- Born: January 17, 1926 Fort Smith, Arkansas, U.S.
- Died: April 11, 1990 (aged 64) Pensacola, Florida, U.S.
- Education: Pomona College
- Occupations: Writer, educator
- Writing career
- Pen name: Adobe James

= James Moss Cardwell =

James Moss Cardwell (January 17, 1926 – April 11, 1990), (Note: Most sources support the 1926 birth year, although some library records state 1929.) who used the pen name Adobe James, was an American writer and educator.

He is best known for his horror stories, such as The Ohio Love Sculpture and The Road to Mictlantecutli, which appeared in anthologies edited by Alfred Hitchcock, Herbert van Thal, and others. He also wrote short stories and articles for men's magazines.

==Career==
Cardwell was a president of California's Monterey Peninsula College, and a long-standing member of the Diogenes Club, a Sherlock Holmes appreciation society.
His unproduced musical play "Mrs. Hudson? Mrs. Hudson!!", a Sherlockian pastiche, was published posthumously in 2000, with illustrations by Jean-Pierre Cagnat.

Cardwell was survived by his third wife, Julie.

==Selected bibliography==

===Short stories===
As Adobe James:

- The Ohio Love Sculpture (1963)
- I'll Love You – Always (1964)
- The Revenge (1964)
- Puppetmaster (1965)
- The Road to Mictlantecutli (1965)
- Tomorrow and ... Tomorrow (1967)
- An Apparition at Noon (1968)
- The Spelling Bee (1989)

According to one source Cardwell used another pseudonym, James McArdwell, to write The Green Umbilical Cord (1968).

===Play===
- "Mrs.
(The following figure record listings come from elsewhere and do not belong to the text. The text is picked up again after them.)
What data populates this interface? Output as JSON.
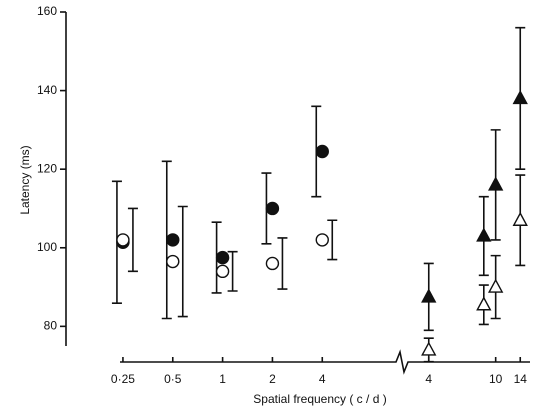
{
  "chart_data": [
    {
      "type": "errorbar",
      "ylabel": "Latency (ms)",
      "xlabel": "Spatial frequency ( c / d )",
      "xscale": "log",
      "xlim": [
        0.24,
        11
      ],
      "ylim": [
        75,
        160
      ],
      "xticks": [
        {
          "value": 0.25,
          "label": "0·25"
        },
        {
          "value": 0.5,
          "label": "0·5"
        },
        1,
        2,
        4
      ],
      "yticks": [
        80,
        100,
        120,
        140,
        160
      ],
      "x": [
        0.25,
        0.5,
        1,
        2,
        4
      ],
      "series": [
        {
          "marker": "circle",
          "color": "#111111",
          "filled": true,
          "values": [
            101.4,
            102,
            97.5,
            110,
            124.5
          ],
          "errors": [
            15.5,
            20,
            9,
            9,
            11.5
          ]
        },
        {
          "marker": "circle",
          "color": "#111111",
          "filled": false,
          "values": [
            102,
            96.5,
            94,
            96,
            102
          ],
          "errors": [
            8,
            14,
            5,
            6.5,
            5
          ]
        }
      ]
    },
    {
      "type": "errorbar",
      "xscale": "log",
      "xlim": [
        3.5,
        16
      ],
      "ylim": [
        75,
        160
      ],
      "xticks": [
        4,
        10,
        14
      ],
      "x": [
        4,
        8.5,
        10,
        14
      ],
      "series": [
        {
          "marker": "triangle",
          "color": "#111111",
          "filled": true,
          "values": [
            87.5,
            103,
            116,
            138
          ],
          "errors": [
            8.5,
            10,
            14,
            18
          ]
        },
        {
          "marker": "triangle",
          "color": "#111111",
          "filled": false,
          "values": [
            74,
            85.5,
            90,
            107
          ],
          "errors": [
            3,
            5,
            8,
            11.5
          ]
        }
      ]
    }
  ]
}
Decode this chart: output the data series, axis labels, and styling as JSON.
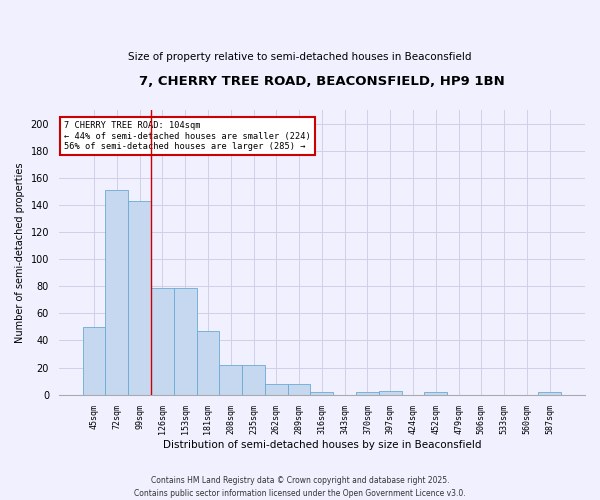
{
  "title1": "7, CHERRY TREE ROAD, BEACONSFIELD, HP9 1BN",
  "title2": "Size of property relative to semi-detached houses in Beaconsfield",
  "xlabel": "Distribution of semi-detached houses by size in Beaconsfield",
  "ylabel": "Number of semi-detached properties",
  "categories": [
    "45sqm",
    "72sqm",
    "99sqm",
    "126sqm",
    "153sqm",
    "181sqm",
    "208sqm",
    "235sqm",
    "262sqm",
    "289sqm",
    "316sqm",
    "343sqm",
    "370sqm",
    "397sqm",
    "424sqm",
    "452sqm",
    "479sqm",
    "506sqm",
    "533sqm",
    "560sqm",
    "587sqm"
  ],
  "values": [
    50,
    151,
    143,
    79,
    79,
    47,
    22,
    22,
    8,
    8,
    2,
    0,
    2,
    3,
    0,
    2,
    0,
    0,
    0,
    0,
    2
  ],
  "bar_color": "#c5d8f0",
  "bar_edge_color": "#6aaad4",
  "property_line_x": 2.5,
  "annotation_text": "7 CHERRY TREE ROAD: 104sqm\n← 44% of semi-detached houses are smaller (224)\n56% of semi-detached houses are larger (285) →",
  "annotation_box_color": "#ffffff",
  "annotation_box_edge": "#cc0000",
  "vline_color": "#cc0000",
  "ylim": [
    0,
    210
  ],
  "yticks": [
    0,
    20,
    40,
    60,
    80,
    100,
    120,
    140,
    160,
    180,
    200
  ],
  "grid_color": "#d0d0e8",
  "footer": "Contains HM Land Registry data © Crown copyright and database right 2025.\nContains public sector information licensed under the Open Government Licence v3.0.",
  "bg_color": "#f0f0ff"
}
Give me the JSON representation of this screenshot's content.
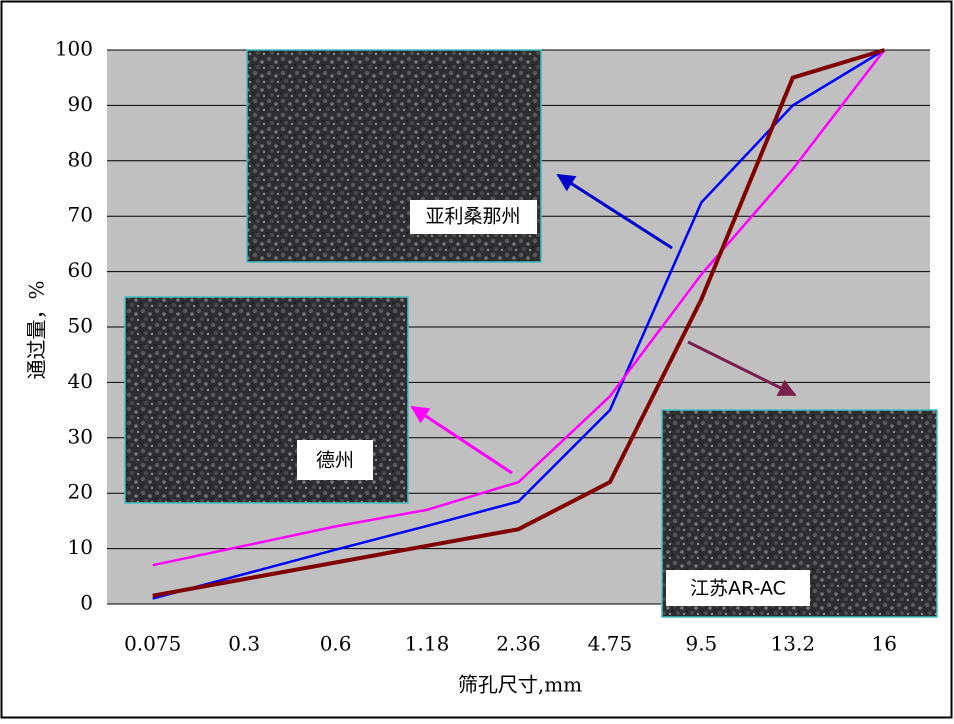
{
  "chart_data": {
    "type": "line",
    "x_label": "筛孔尺寸,mm",
    "y_label": "通过量，%",
    "categories": [
      "0.075",
      "0.3",
      "0.6",
      "1.18",
      "2.36",
      "4.75",
      "9.5",
      "13.2",
      "16"
    ],
    "series": [
      {
        "name": "亚利桑那州",
        "color": "#0000ff",
        "values": [
          1,
          5.4,
          9.8,
          14.1,
          18.5,
          35,
          72.5,
          90,
          100
        ]
      },
      {
        "name": "德州",
        "color": "#ff00ff",
        "values": [
          7,
          10.5,
          14,
          17,
          22,
          37.5,
          59.5,
          78.5,
          100
        ]
      },
      {
        "name": "江苏AR-AC",
        "color": "#800000",
        "values": [
          1.5,
          4.5,
          7.5,
          10.5,
          13.5,
          22,
          55,
          95,
          100
        ]
      }
    ],
    "ylim": [
      0,
      100
    ],
    "yticks": [
      0,
      10,
      20,
      30,
      40,
      50,
      60,
      70,
      80,
      90,
      100
    ],
    "grid": true
  }
}
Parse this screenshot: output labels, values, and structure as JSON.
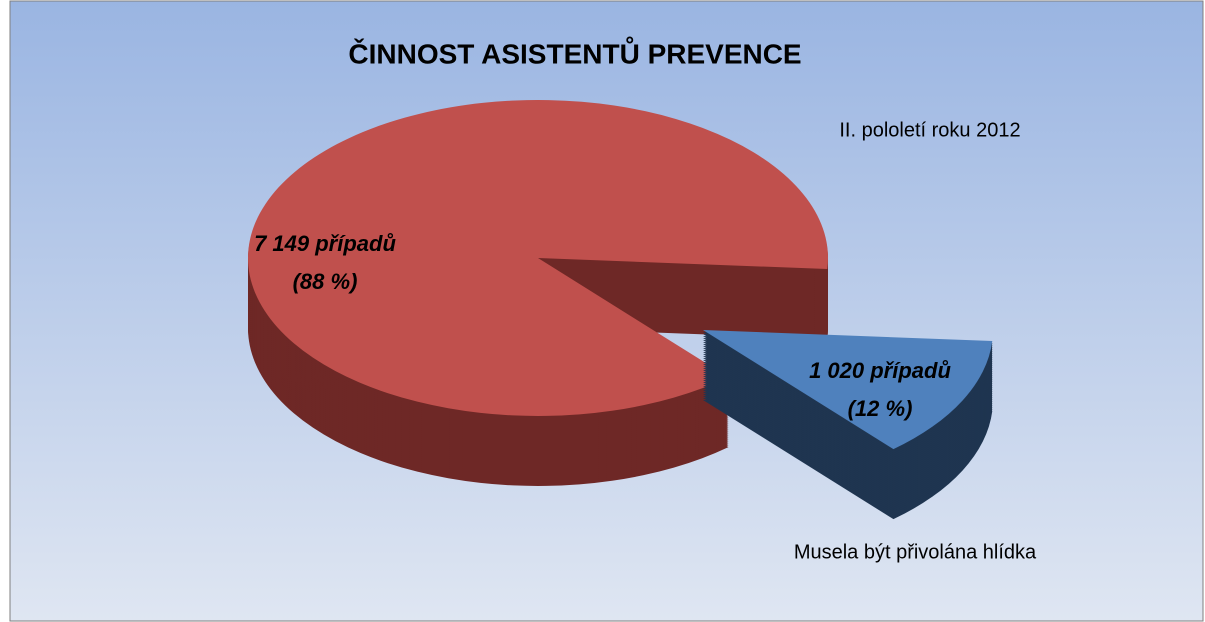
{
  "chart_data": {
    "type": "pie",
    "title": "ČINNOST ASISTENTŮ PREVENCE",
    "subtitle": "II. pololetí roku 2012",
    "categories": [
      null,
      "Musela být přivolána hlídka"
    ],
    "values": [
      7149,
      1020
    ],
    "value_labels": [
      [
        "7 149 případů",
        "(88 %)"
      ],
      [
        "1 020 případů",
        "(12 %)"
      ]
    ],
    "colors": [
      "#c0504d",
      "#4f81bd"
    ],
    "side_colors": [
      "#6e2826",
      "#1f3550"
    ],
    "legend": false
  }
}
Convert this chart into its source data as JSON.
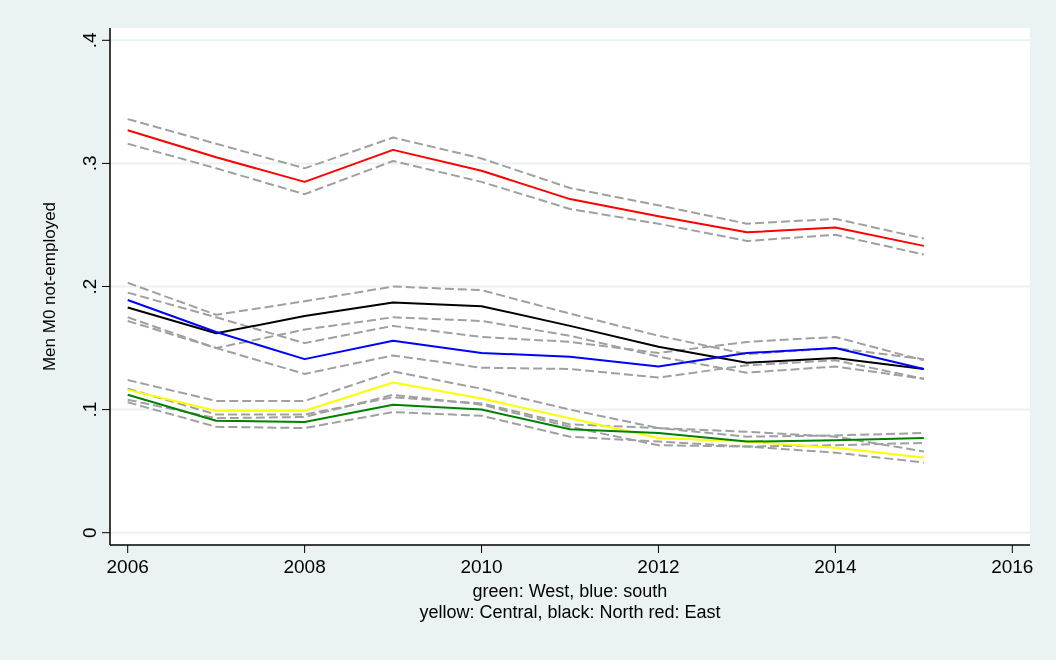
{
  "chart_data": {
    "type": "line",
    "ylabel": "Men M0 not-employed",
    "x": [
      2006,
      2007,
      2008,
      2009,
      2010,
      2011,
      2012,
      2013,
      2014,
      2015
    ],
    "xlim": [
      2005.8,
      2016.2
    ],
    "xticks": [
      2006,
      2008,
      2010,
      2012,
      2014,
      2016
    ],
    "ylim": [
      -0.01,
      0.41
    ],
    "yticks": [
      0,
      {
        "value": 0.1,
        "label": ".1"
      },
      {
        "value": 0.2,
        "label": ".2"
      },
      {
        "value": 0.3,
        "label": ".3"
      },
      {
        "value": 0.4,
        "label": ".4"
      }
    ],
    "grid": "y",
    "line_style": "solid",
    "series": [
      {
        "color": "#a0a0a0",
        "line_style": "dashed",
        "values": [
          0.336,
          0.316,
          0.296,
          0.321,
          0.304,
          0.28,
          0.266,
          0.251,
          0.255,
          0.239
        ]
      },
      {
        "color": "#a0a0a0",
        "line_style": "dashed",
        "values": [
          0.316,
          0.296,
          0.275,
          0.302,
          0.285,
          0.263,
          0.251,
          0.237,
          0.242,
          0.226
        ]
      },
      {
        "color": "#a0a0a0",
        "line_style": "dashed",
        "values": [
          0.203,
          0.177,
          0.188,
          0.2,
          0.197,
          0.178,
          0.16,
          0.145,
          0.15,
          0.141
        ]
      },
      {
        "color": "#a0a0a0",
        "line_style": "dashed",
        "values": [
          0.175,
          0.15,
          0.165,
          0.175,
          0.172,
          0.16,
          0.143,
          0.13,
          0.135,
          0.125
        ]
      },
      {
        "color": "#a0a0a0",
        "line_style": "dashed",
        "values": [
          0.195,
          0.175,
          0.154,
          0.168,
          0.159,
          0.155,
          0.146,
          0.155,
          0.159,
          0.14
        ]
      },
      {
        "color": "#a0a0a0",
        "line_style": "dashed",
        "values": [
          0.172,
          0.15,
          0.129,
          0.144,
          0.134,
          0.133,
          0.126,
          0.136,
          0.14,
          0.125
        ]
      },
      {
        "color": "#a0a0a0",
        "line_style": "dashed",
        "values": [
          0.124,
          0.107,
          0.107,
          0.131,
          0.117,
          0.1,
          0.085,
          0.082,
          0.078,
          0.066
        ]
      },
      {
        "color": "#a0a0a0",
        "line_style": "dashed",
        "values": [
          0.108,
          0.093,
          0.094,
          0.112,
          0.104,
          0.086,
          0.071,
          0.07,
          0.065,
          0.057
        ]
      },
      {
        "color": "#a0a0a0",
        "line_style": "dashed",
        "values": [
          0.117,
          0.096,
          0.096,
          0.11,
          0.105,
          0.088,
          0.085,
          0.078,
          0.079,
          0.081
        ]
      },
      {
        "color": "#a0a0a0",
        "line_style": "dashed",
        "values": [
          0.106,
          0.086,
          0.085,
          0.098,
          0.095,
          0.078,
          0.074,
          0.07,
          0.071,
          0.073
        ]
      },
      {
        "color": "#ff0000",
        "values": [
          0.327,
          0.305,
          0.285,
          0.311,
          0.294,
          0.271,
          0.257,
          0.244,
          0.248,
          0.233
        ]
      },
      {
        "color": "#000000",
        "values": [
          0.183,
          0.162,
          0.176,
          0.187,
          0.184,
          0.168,
          0.151,
          0.138,
          0.142,
          0.133
        ]
      },
      {
        "color": "#0000ff",
        "values": [
          0.189,
          0.163,
          0.141,
          0.156,
          0.146,
          0.143,
          0.135,
          0.146,
          0.15,
          0.133
        ]
      },
      {
        "color": "#ffff00",
        "values": [
          0.116,
          0.099,
          0.099,
          0.122,
          0.109,
          0.093,
          0.077,
          0.074,
          0.069,
          0.061
        ]
      },
      {
        "color": "#008000",
        "values": [
          0.112,
          0.091,
          0.09,
          0.104,
          0.1,
          0.084,
          0.081,
          0.074,
          0.075,
          0.077
        ]
      }
    ],
    "annotations": [
      "green: West, blue: south",
      "yellow: Central, black: North red: East"
    ]
  }
}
Hudson? ... Mrs. Hudson!!" (2000) (published posthumously as James Moss Cardwell) ISBN 978-1552462072

==Influences==
Cardwell's editor, Michael Kean, has discussed similarities between Cardwell's 1967 story "Tomorrow and Tomorrow" and Michael Winner's 1974 film Death Wish. Cardwell's 1964 story "The Revenge" closely resembles a 1947 story, "Revenge" – attributed to an otherwise unknown writer, Samuel Blas – which was twice adapted for television's Alfred Hitchcock Presents (in 1955 and 1985), and was also used as a plot in a number of horror comics. However, as Cardwell is not credited for these adaptations, it remains unclear whether these similarities are coincidental.